THERE has yet to be a pandemic that is an existential risk to the human species. In the worst recorded pandemic to date, the “Black Death” of the 14th century, about one third of Europe’s population are estimated to have died. The population in England in 1400 was perhaps half what it had been 100 years earlier.
Even on the most pessimistic modelling, and without effective measures to control the spread of infection, the current Covid-19 pandemic will have only minor effects on demography. While mathematical models predict anything from 20,000 to 250,000 deaths in the UK directly attributable to the virus, it is worth remembering that there are approximately 500,000 deaths a year in normal times from a variety of causes. There is a risk, of course, that at some time in the future a more cataclysmic pandemic may sweep the globe; other apocalyptic risks are available.
For many of us, especially if we operate in the faith, community, or small business sectors, the idea of “risk assessment” is at best a necessary hassle, which we undertake grudgingly to stay within the law.
At the other extreme, insurance companies and epidemiologists have developed a highly abstract science for calculating and mitigating risk. Indeed, the academic and public health community were fully aware of the risks associated with a viral pandemic.

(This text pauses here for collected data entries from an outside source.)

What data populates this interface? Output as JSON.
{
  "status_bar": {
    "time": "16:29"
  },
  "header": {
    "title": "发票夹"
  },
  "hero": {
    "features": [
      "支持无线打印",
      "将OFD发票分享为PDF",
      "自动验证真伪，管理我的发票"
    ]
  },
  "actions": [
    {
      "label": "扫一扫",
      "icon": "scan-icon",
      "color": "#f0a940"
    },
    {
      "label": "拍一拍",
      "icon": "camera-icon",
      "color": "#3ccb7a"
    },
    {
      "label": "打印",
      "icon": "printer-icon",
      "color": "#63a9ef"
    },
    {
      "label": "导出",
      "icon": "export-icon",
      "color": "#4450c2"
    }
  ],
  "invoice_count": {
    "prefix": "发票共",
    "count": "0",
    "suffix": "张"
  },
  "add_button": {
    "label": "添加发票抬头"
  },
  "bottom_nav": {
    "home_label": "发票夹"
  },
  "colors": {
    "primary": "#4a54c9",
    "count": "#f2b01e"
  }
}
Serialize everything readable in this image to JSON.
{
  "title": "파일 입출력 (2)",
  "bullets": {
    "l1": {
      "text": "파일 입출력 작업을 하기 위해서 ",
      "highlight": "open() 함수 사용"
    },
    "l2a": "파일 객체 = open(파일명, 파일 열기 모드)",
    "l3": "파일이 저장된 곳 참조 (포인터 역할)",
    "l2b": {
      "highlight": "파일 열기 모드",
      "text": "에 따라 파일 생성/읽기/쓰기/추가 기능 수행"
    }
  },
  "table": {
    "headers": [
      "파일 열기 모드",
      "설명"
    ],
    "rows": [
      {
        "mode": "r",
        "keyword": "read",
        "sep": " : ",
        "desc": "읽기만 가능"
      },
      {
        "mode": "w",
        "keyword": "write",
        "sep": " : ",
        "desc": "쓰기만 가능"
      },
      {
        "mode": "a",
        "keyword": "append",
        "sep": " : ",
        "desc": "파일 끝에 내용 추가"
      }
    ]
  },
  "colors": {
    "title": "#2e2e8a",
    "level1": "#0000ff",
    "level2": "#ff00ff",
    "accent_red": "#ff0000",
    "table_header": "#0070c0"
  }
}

With international public health networks in place, and the unprecedented ease of global information-sharing, one could argue that national leaders and policy makers should have been better informed, better prepared, and quicker to take appropriate action.
We are where we are, however, and one can only hope and pray that unprecedented measures will help the global community get back in control of the epidemic in months rather than years.
From the point of view of governments, the major risks can be summarised as: loss of control and then being held responsible for catastrophic failure of policy. The potential breakdown of healthcare systems at the peak of the epidemic is a nightmare for healthcare managers — doubly so in the UK, where one of the few “sacreds” that is still shared across society is the NHS. Politicians must dread the risk to political and social stability.
Economically, the situation has gone beyond risk; it is already a cataclysmic shock to world and national economies, and the surprisingly radical emergency policies that have been deployed are largely unassessed risks of great magnitude.
THE current pandemic is clearly a kairos moment, when the whole world will need to draw breath and review our fundamental values. When Boris Johnson is forced to admit that there is indeed such a thing as society, we may find hope of a pendulum swing away from neoliberal individualism, where risk is increasingly privatised, towards a politics of the common good. Alan Rusbridger may be right to suggest that, “amid our fear, we’re rediscovering utopian hopes of a connected world”.
As individual human beings, most of us are not very good at assessing risks. This often results in irrational behaviour: for example, I am terrified of air travel (despite knowing that no other mode of travel results in fewer casualties per passenger mile), while also continuing the much more dangerous habit of cycling on urban roads. The rumour mill of social media only exaggerates irrational fear, stoking the current panic-buying.
Yet, the coronavirus does present a real risk which is beyond our personal control. For most of us, there is a substantial probability of a miserable week or so of sickness, from which we will recover. For those of us who are older, suffering from underlying health conditions, poorer, or working on the frontline in hospitals, the risk of dying is much increased. Sadly, for some of us it will reduce our “healthy life years”.
In the long term, of course, we are all dead, and one thing that the virus is doing is making us aware of our own mortality, prompting us to consider and talk about the reality of death in ways that we have been reluctant to do in ordinary time.
ONE would hope that Christians, especially as we prepare to celebrate Easter, are in a better place to cope than most. People of faith are those who have taken a punt on the risk that this life is not the end. As people of hope, we may be well placed to offer significant and sacrificial compassionate service.
But can our faith withstand the test of fear, chaos, and the threat of death? There are attempts by some to tell the world what God is doing through this pandemic: as judgement on sin, as warning to repent, as an opportunity to pray for signs and wonders of healing, or as a harbinger of revival.
Yet, there are no easy theodicies; as Tom Wright argues, it is mainly a season for lament. Epidemics merely show that the world is not the way that God intended it to be, the way we would wish it to be, or even the way it shall be in the age to come.
Fear and grief are real, but to stay too long in the Book of Lamentations, and to tarry indefinitely at the foot of the cross, runs the risk of forgetting this: it may be Friday, but Sunday’s coming.
Greg Smith is an honorary associate research fellow at the William Temple Foundation.